Team Work - The Thrower's Part


by Jim Miears


My interest in disc-catching dogs began in 1975 when I first began throwing Frisbees. The only partner I had for over a year was the wind but for some reason my throws were not returned as well as I delivered them. At the time I felt the responsibility of dog-ownership was not an option for me. Fortunately, I found plenty of human partners to throw with and have since enjoyed many years of throw and catch.

Over the years I have taught literally hundreds of people the game of throw and catch versus the game of of toss and pick-up. Teaching Frisbee sports had become a passion so I began doing demonstrations at any school or organization that would have me. I met my fiancee a few years back (we'll be married this spring), and to my delight she suggested that I might want a dog. We somehow ended up with two dogs, and this is where the real test of my Frisbee experience, with both dogs and humans, would begin.

I now represent not only my own disc skills but those of 18-month-old Border ollie/Blue Heeler littermates Dexter and Tille (pronounced "Tilley"). We have worked hard over the past year and are making great strides in coordinating our efforts and establishing teamwork. Hopefully, (and for the sake of the sport) we have a long way to go!

Until this time my experience handling dogs was limited to readings and a general understanding of wolves and their social structure. These two little bundles of energy had given us the opportunity to nurture them, and I felt it was time to consult an expert or training advice. An animal behaviorist got me whipped into shape and I was ready to begin canine Frisbee lessons, the first of which was to create interest in the disc for my dogs and then keep it. I believe this is where my throwing experience has helped tremendously.

Dogs tend to thrive on the simplest rewards of success and praise. And one seems to be dependent on the other. The main point of this sport seems to be teamwork, and herein lies the thrower's responsibility. A great void is created in this system when there is no opportunity for success, i.e., nothing good for the dog to catch! Remember all those great Frisbee games of "toss and pick-up" that you and friends played at picnics? Well, your dog may enjoy them also, but they're certainly not much fun to watch. A few basics will greatly enhance the situation.

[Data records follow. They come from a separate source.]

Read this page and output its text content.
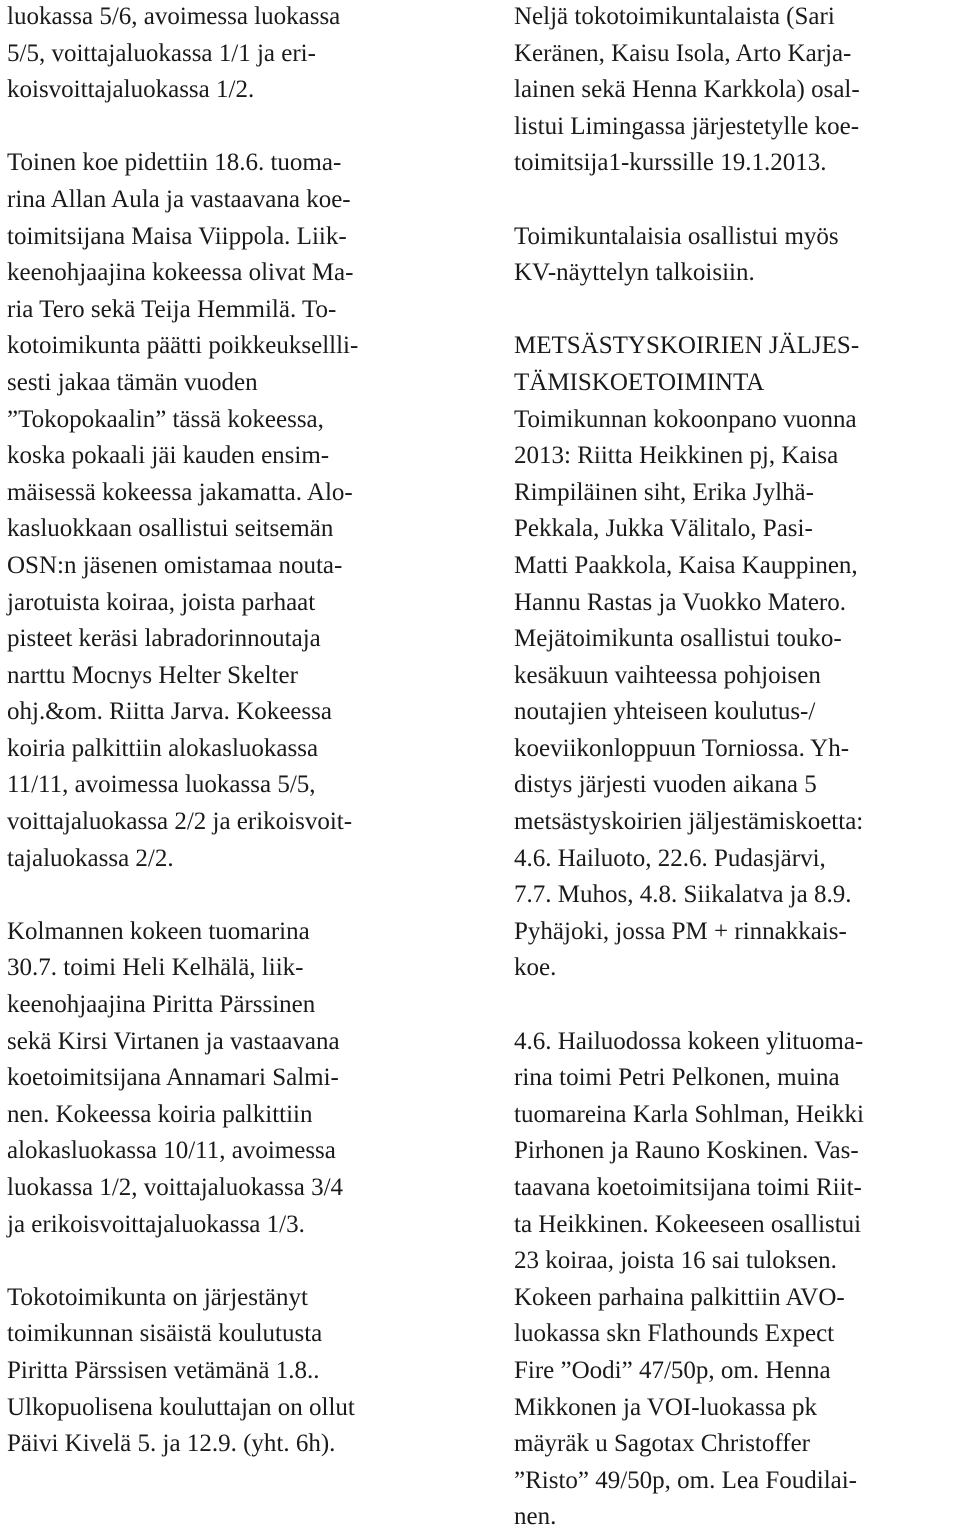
luokassa 5/6, avoimessa luokassa
5/5, voittajaluokassa 1/1 ja eri-
koisvoittajaluokassa 1/2.
Toinen koe pidettiin 18.6. tuoma-
rina Allan Aula ja vastaavana koe-
toimitsijana Maisa Viippola. Liik-
keenohjaajina kokeessa olivat Ma-
ria Tero sekä Teija Hemmilä. To-
kotoimikunta päätti poikkeuksellli-
sesti jakaa tämän vuoden
”Tokopokaalin” tässä kokeessa,
koska pokaali jäi kauden ensim-
mäisessä kokeessa jakamatta. Alo-
kasluokkaan osallistui seitsemän
OSN:n jäsenen omistamaa nouta-
jarotuista koiraa, joista parhaat
pisteet keräsi labradorinnoutaja
narttu Mocnys Helter Skelter
ohj.&om. Riitta Jarva. Kokeessa
koiria palkittiin alokasluokassa
11/11, avoimessa luokassa 5/5,
voittajaluokassa 2/2 ja erikoisvoit-
tajaluokassa 2/2.
Kolmannen kokeen tuomarina
30.7. toimi Heli Kelhälä, liik-
keenohjaajina Piritta Pärssinen
sekä Kirsi Virtanen ja vastaavana
koetoimitsijana Annamari Salmi-
nen. Kokeessa koiria palkittiin
alokasluokassa 10/11, avoimessa
luokassa 1/2, voittajaluokassa 3/4
ja erikoisvoittajaluokassa 1/3.
Tokotoimikunta on järjestänyt
toimikunnan sisäistä koulutusta
Piritta Pärssisen vetämänä 1.8..
Ulkopuolisena kouluttajan on ollut
Päivi Kivelä 5. ja 12.9. (yht. 6h).
Neljä tokotoimikuntalaista (Sari
Keränen, Kaisu Isola, Arto Karja-
lainen sekä Henna Karkkola) osal-
listui Limingassa järjestetylle koe-
toimitsija1-kurssille 19.1.2013.
Toimikuntalaisia osallistui myös
KV-näyttelyn talkoisiin.
METSÄSTYSKOIRIEN JÄLJES-
TÄMISKOETOIMINTA
Toimikunnan kokoonpano vuonna
2013: Riitta Heikkinen pj, Kaisa
Rimpiläinen siht, Erika Jylhä-
Pekkala, Jukka Välitalo, Pasi-
Matti Paakkola, Kaisa Kauppinen,
Hannu Rastas ja Vuokko Matero.
Mejätoimikunta osallistui touko-
kesäkuun vaihteessa pohjoisen
noutajien yhteiseen koulutus-/
koeviikonloppuun Torniossa. Yh-
distys järjesti vuoden aikana 5
metsästyskoirien jäljestämiskoetta:
4.6. Hailuoto, 22.6. Pudasjärvi,
7.7. Muhos, 4.8. Siikalatva ja 8.9.
Pyhäjoki, jossa PM + rinnakkais-
koe.
4.6. Hailuodossa kokeen ylituoma-
rina toimi Petri Pelkonen, muina
tuomareina Karla Sohlman, Heikki
Pirhonen ja Rauno Koskinen. Vas-
taavana koetoimitsijana toimi Riit-
ta Heikkinen. Kokeeseen osallistui
23 koiraa, joista 16 sai tuloksen.
Kokeen parhaina palkittiin AVO-
luokassa skn Flathounds Expect
Fire ”Oodi” 47/50p, om. Henna
Mikkonen ja VOI-luokassa pk
mäyräk u Sagotax Christoffer
”Risto” 49/50p, om. Lea Foudilai-
nen.
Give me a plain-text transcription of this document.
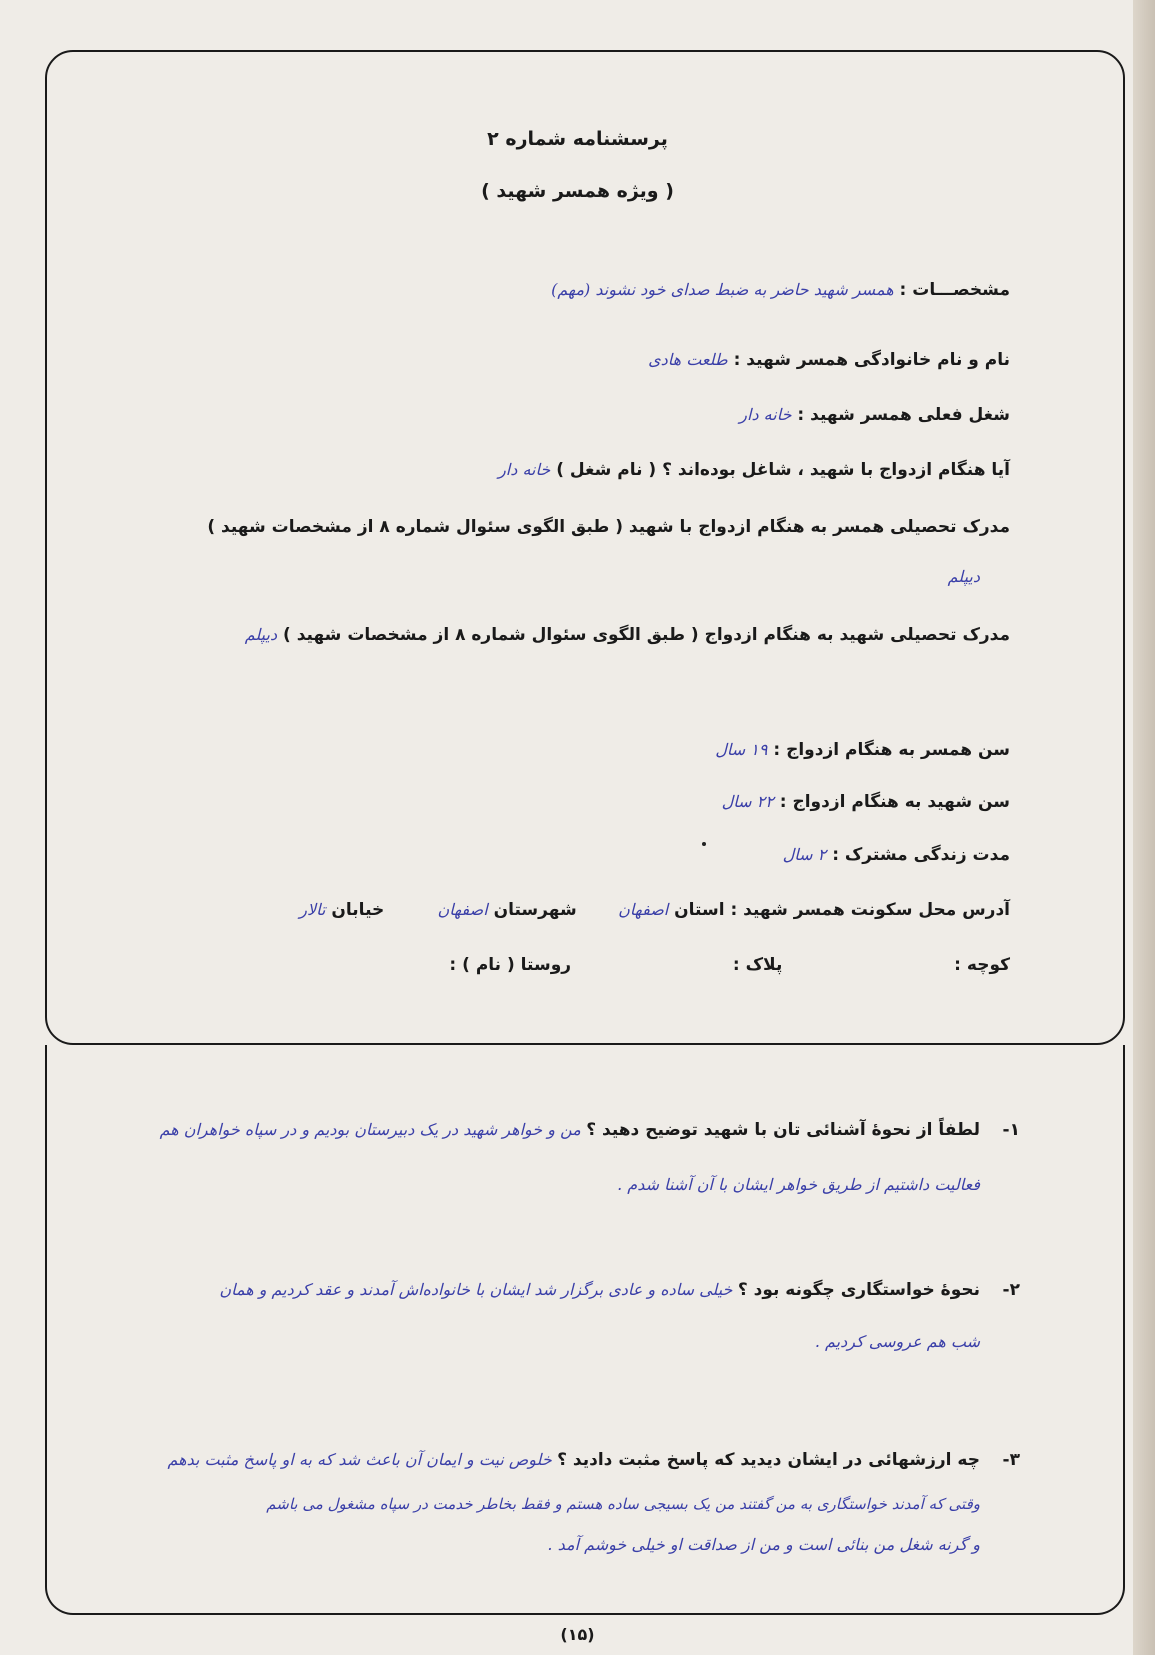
پرسشنامه شماره ۲
( ویژه همسر شهید )
مشخصـــات : همسر شهید حاضر به ضبط صدای خود نشوند (مهم)
نام و نام خانوادگی همسر شهید : طلعت هادی
شغل فعلی همسر شهید : خانه دار
آیا هنگام ازدواج با شهید ، شاغل بوده‌اند ؟ ( نام شغل ) خانه دار
مدرک تحصیلی همسر به هنگام ازدواج با شهید ( طبق الگوی سئوال شماره ۸ از مشخصات شهید )
دیپلم
مدرک تحصیلی شهید به هنگام ازدواج ( طبق الگوی سئوال شماره ۸ از مشخصات شهید ) دیپلم
سن همسر به هنگام ازدواج : ۱۹ سال
سن شهید به هنگام ازدواج : ۲۲ سال
مدت زندگی مشترک : ۲ سال
آدرس محل سکونت همسر شهید : استان اصفهان       شهرستان اصفهان         خیابان تالار
کوچه :  پلاک :  روستا ( نام ) :
۱-
لطفاً از نحوهٔ آشنائی تان با شهید توضیح دهید ؟ من و خواهر شهید در یک دبیرستان بودیم و در سپاه خواهران هم
فعالیت داشتیم از طریق خواهر ایشان با آن آشنا شدم .
۲-
نحوهٔ خواستگاری چگونه بود ؟ خیلی ساده و عادی برگزار شد ایشان با خانواده‌اش آمدند و عقد کردیم و همان
شب هم عروسی کردیم .
۳-
چه ارزشهائی در ایشان دیدید که پاسخ مثبت دادید ؟ خلوص نیت و ایمان آن باعث شد که به او پاسخ مثبت بدهم
وقتی که آمدند خواستگاری به من گفتند من یک بسیجی ساده هستم و فقط بخاطر خدمت در سپاه مشغول می باشم
و گرنه شغل من بنائی است و من از صداقت او خیلی خوشم آمد .
(۱۵)
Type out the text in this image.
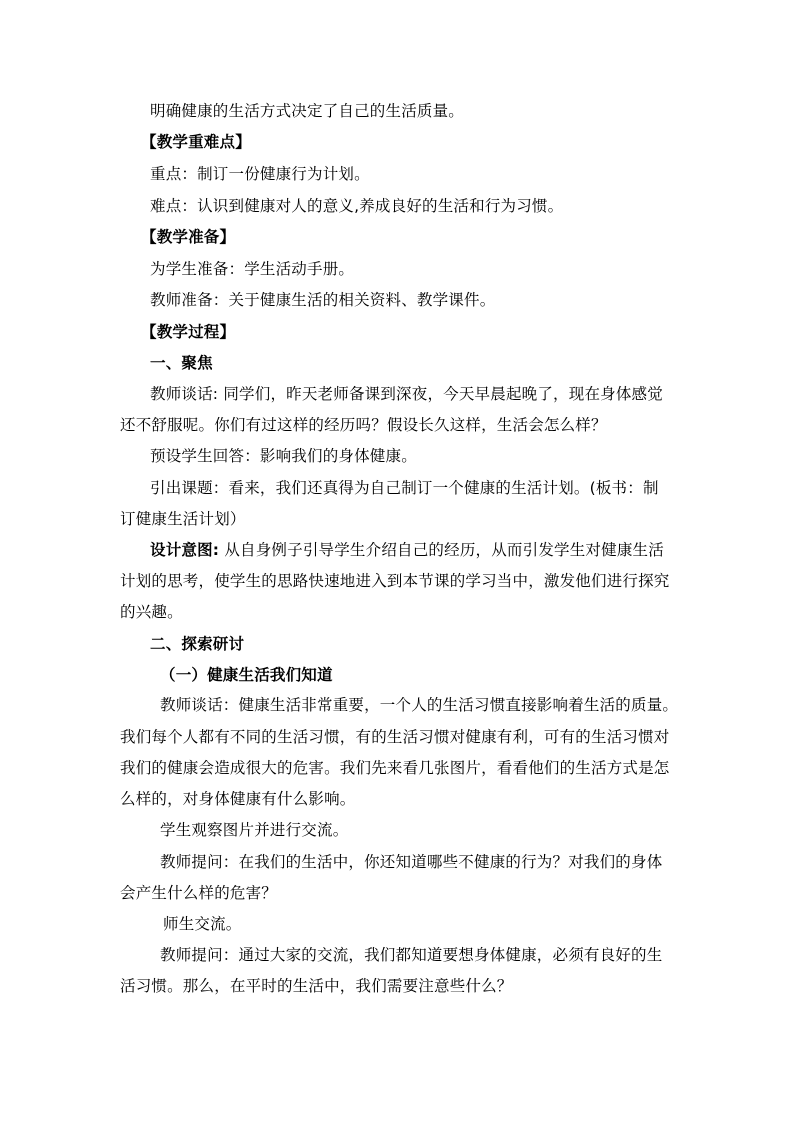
明确健康的生活方式决定了自己的生活质量。
【教学重难点】
重点：制订一份健康行为计划。
难点：认识到健康对人的意义,养成良好的生活和行为习惯。
【教学准备】
为学生准备：学生活动手册。
教师准备：关于健康生活的相关资料、教学课件。
【教学过程】
一、聚焦
教师谈话: 同学们，昨天老师备课到深夜，今天早晨起晚了，现在身体感觉
还不舒服呢。你们有过这样的经历吗？假设长久这样，生活会怎么样？
预设学生回答：影响我们的身体健康。
引出课题：看来，我们还真得为自己制订一个健康的生活计划。(板书：制
订健康生活计划）
设计意图: 从自身例子引导学生介绍自己的经历，从而引发学生对健康生活
计划的思考，使学生的思路快速地进入到本节课的学习当中，激发他们进行探究
的兴趣。
二、探索研讨
（一）健康生活我们知道
教师谈话：健康生活非常重要，一个人的生活习惯直接影响着生活的质量。
我们每个人都有不同的生活习惯，有的生活习惯对健康有利，可有的生活习惯对
我们的健康会造成很大的危害。我们先来看几张图片，看看他们的生活方式是怎
么样的，对身体健康有什么影响。
学生观察图片并进行交流。
教师提问：在我们的生活中，你还知道哪些不健康的行为？对我们的身体
会产生什么样的危害？
师生交流。
教师提问：通过大家的交流，我们都知道要想身体健康，必须有良好的生
活习惯。那么，在平时的生活中，我们需要注意些什么？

The most frustrating part of teaching your dog a trick is in the area of consistency, so let's focus here to begin with. Take an honest look at your abilities as a thrower. This is a good starting point. Your dog doesn't care how far you can throw as long as he can catch it. And what makes a disc catch able? The best answer is "air time." This is easily achieved by observing and mastering the most important features of disc flight. If you can toss the disc in such a way that your dog can consistently catch it regardless of conditions and his location on the field, then the rest of canine Frisbee training is left to your imagination and abilities.

The most important features of disc flight are SPIN, ANGLE, DISTANCE and SPEED. All of these elements work together to effect a desired flight situation. Without getting into the physics of all this, I'll attempt to clarify these terms for you. It might help to get a disc in hand to help visualize these concepts.

SPIN is defined two ways: direction and amount. Direction (clockwise/counterclockwise) is determined by the way the disc is released, either right or left-handed, or by throwing technique (forehand or backhand). The amount of spin needed for successful completions in varying conditions can be determined by a little ingenuity and lots of practice. The most important thing to remember is that maximum spin = maximum stability; less wobble means easier catches. Major amounts of spin mean greater air times. Windy conditions require more spin.

Disc ANGLE has become a major focus for me because a well-placed throw that has the wrong angle for your dog's approach to the disc can make for a very difficult grab. On the other hand, disc angle can be utilized to create some very dramatic and athletic catches by your canine teammate. The main cause of angled flight is the angle of the disc when released. Release angle determines a right or left curve path. Also, throws into the wind with the front edge (nose) too high can cause the disc to lift out of play, or worse, out of position, thereby disrupting the flow of your routine.

DISTANCE is pretty simple and should be carefully considered when the number of throws/time, wind, energy level of Fido, confidence of thrower or playing area limitations are a factor.

SPEED of the disc can be easily translated as how hard you throw in relation to the wind. Throws with the wind will go fast and throws into the wind will be slow. It must always be kept in mind that a disc thrown into the wind will climb and one thrown with the wind will drop. The wind will be your adversary and can only be overcome with actual practice. In all throwing you must spend time on the field practicing your goals.

In my opinion this is an awful lot to digest, so work on one factor at a time and all things will fall into place with plenty of practice. Learning to work two dogs at once has forced me to realize how important disc placement really is to execution of a consistent routine as well as just enjoying the activity. I feel certain that proper disc placement has prevented dogfights and collisions. Dexter and Tille work much harder when they have more teasing throws and a variety of throws to catch. Amazingly enough, they seem proud when they pull off a difficult or new catch. Remember you are a team and if you fail to do your part, your partner will have a frustrating time doing his. My guess is that your partner will most likely live up to your expectations if you can live up to expectations you place on yourself. Good luck to all, and PRACTICE so you can focus those prayers on good weather and excellent health. And remember to HAVE FUN!!!